Так было со мною. Покойника холодно отпели, холодно бросили на него горсть песку, холодно совсем закрыли землею. Нигде ни слезы, ни вздоха, ни слова. Разошлись; я вместе с другими… мне было смешно, грустно, душно; мысли и чувства теснились в душе моей, перебегали от предмета к предмету, мешали размышление с безотчетностию, веру с сомнением, метафизику с эпиграммой; долго волновались они, как волшебные пары над треножником Калиостро, и наконец мало-помалу образовали предо мною образ покойника. И он явился, – точь-в-точь как живой: указал мне на сбои брюшные полости, вперил в меня глаза, ничего не выражающие. Тщетно хотел я бежать, тщетно закрывал лицо руками; мертвец всюду за мною, смеется, прядает, дразнит мое отвращение и щеголяет передо мною каким-то родственным со мною сходством…
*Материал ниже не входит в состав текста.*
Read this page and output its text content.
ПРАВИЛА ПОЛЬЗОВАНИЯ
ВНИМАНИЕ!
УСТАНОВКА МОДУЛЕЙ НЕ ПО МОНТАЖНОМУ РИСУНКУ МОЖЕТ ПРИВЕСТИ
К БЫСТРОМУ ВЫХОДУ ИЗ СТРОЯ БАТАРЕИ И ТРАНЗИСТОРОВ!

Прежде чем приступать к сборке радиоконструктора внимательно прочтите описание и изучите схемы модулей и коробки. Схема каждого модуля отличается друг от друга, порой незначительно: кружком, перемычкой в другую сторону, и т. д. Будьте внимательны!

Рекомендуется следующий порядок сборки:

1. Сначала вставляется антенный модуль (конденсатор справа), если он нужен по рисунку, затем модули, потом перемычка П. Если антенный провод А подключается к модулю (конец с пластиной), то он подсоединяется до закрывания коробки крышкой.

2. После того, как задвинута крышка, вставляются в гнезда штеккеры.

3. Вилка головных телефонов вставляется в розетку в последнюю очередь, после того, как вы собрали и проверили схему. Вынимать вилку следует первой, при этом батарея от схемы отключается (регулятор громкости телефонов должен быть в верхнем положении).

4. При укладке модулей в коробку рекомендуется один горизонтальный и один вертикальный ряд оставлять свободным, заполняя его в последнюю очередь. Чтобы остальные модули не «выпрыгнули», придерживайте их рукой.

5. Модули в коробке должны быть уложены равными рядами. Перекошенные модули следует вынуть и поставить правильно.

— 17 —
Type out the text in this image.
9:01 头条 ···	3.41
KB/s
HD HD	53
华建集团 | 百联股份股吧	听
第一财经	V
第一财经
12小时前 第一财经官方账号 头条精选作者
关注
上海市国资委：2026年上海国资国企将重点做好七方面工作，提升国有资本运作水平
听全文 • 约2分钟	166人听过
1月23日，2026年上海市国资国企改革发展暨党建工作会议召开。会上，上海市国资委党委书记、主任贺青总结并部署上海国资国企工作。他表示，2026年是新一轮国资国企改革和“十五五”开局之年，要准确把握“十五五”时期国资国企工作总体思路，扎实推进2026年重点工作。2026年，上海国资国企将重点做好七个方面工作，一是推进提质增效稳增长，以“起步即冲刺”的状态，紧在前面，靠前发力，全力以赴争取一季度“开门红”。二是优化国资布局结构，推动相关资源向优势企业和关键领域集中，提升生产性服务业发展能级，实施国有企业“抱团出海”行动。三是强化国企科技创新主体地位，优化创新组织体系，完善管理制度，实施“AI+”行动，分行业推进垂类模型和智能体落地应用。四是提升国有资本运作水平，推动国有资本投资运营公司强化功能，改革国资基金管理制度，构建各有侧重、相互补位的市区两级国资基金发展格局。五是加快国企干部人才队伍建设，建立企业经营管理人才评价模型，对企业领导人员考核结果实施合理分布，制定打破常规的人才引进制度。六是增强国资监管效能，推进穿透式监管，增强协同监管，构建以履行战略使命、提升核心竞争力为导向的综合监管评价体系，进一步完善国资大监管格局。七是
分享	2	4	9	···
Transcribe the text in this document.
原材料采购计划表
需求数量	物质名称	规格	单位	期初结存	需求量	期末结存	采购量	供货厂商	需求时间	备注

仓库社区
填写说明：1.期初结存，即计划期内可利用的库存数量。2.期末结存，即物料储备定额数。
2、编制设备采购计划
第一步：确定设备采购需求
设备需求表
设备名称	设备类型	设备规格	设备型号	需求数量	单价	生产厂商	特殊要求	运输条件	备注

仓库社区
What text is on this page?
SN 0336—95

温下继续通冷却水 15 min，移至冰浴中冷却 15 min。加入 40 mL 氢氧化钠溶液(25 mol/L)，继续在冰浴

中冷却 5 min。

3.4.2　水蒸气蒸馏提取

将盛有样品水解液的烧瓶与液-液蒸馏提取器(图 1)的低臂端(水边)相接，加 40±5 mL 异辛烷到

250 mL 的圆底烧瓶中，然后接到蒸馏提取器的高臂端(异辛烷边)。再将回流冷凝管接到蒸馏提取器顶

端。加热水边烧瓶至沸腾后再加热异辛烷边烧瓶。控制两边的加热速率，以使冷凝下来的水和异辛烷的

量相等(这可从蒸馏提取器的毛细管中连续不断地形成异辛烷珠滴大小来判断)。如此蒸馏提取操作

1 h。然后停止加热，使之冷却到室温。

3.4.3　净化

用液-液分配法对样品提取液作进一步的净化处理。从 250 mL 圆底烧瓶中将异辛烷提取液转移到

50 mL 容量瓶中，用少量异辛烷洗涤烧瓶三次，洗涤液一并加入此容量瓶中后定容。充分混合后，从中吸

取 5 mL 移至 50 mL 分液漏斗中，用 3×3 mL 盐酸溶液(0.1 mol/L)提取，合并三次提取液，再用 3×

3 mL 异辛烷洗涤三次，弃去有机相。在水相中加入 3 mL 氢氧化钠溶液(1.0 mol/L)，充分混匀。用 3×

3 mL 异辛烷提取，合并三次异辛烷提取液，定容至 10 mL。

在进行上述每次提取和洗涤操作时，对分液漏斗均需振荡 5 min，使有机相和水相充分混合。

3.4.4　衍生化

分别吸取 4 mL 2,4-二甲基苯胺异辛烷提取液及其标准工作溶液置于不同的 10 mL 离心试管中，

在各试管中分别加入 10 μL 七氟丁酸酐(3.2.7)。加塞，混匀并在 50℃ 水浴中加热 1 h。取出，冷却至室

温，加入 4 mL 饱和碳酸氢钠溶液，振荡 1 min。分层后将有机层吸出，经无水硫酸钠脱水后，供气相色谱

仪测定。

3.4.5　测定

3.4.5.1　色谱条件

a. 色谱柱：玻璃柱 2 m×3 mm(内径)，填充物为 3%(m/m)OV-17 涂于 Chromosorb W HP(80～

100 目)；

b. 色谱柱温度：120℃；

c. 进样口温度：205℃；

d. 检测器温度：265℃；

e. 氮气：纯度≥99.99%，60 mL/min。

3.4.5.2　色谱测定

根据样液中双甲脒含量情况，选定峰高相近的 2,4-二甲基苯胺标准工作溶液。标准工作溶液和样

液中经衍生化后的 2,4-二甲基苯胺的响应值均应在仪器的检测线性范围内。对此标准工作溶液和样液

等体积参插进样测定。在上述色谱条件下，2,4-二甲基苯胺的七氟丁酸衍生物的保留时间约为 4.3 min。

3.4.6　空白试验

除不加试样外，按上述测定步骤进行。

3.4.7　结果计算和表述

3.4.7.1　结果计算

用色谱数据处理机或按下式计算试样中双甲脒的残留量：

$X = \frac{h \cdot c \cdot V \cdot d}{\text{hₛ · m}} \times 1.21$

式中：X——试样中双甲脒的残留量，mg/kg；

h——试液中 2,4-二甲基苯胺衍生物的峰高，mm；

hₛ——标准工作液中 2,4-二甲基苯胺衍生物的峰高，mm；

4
«Ты смотрел холодно на мою кончину!» – сказал мне мертвец, и вдруг лицо его приняло совсем иное выражение: я с удивлением заметил, что во взоре его место бес чувственности заступила глубокая, неистощимая грусть; черты бессмыслия выразили лишь холодное, обжившееся отчаяние; отсутствие вдохновения превратилось в выражение беспрестанного, горького упрека…

«Ты даже с насмешкою, с презрением смотрел на мои последние страдания», – продолжал он уныло.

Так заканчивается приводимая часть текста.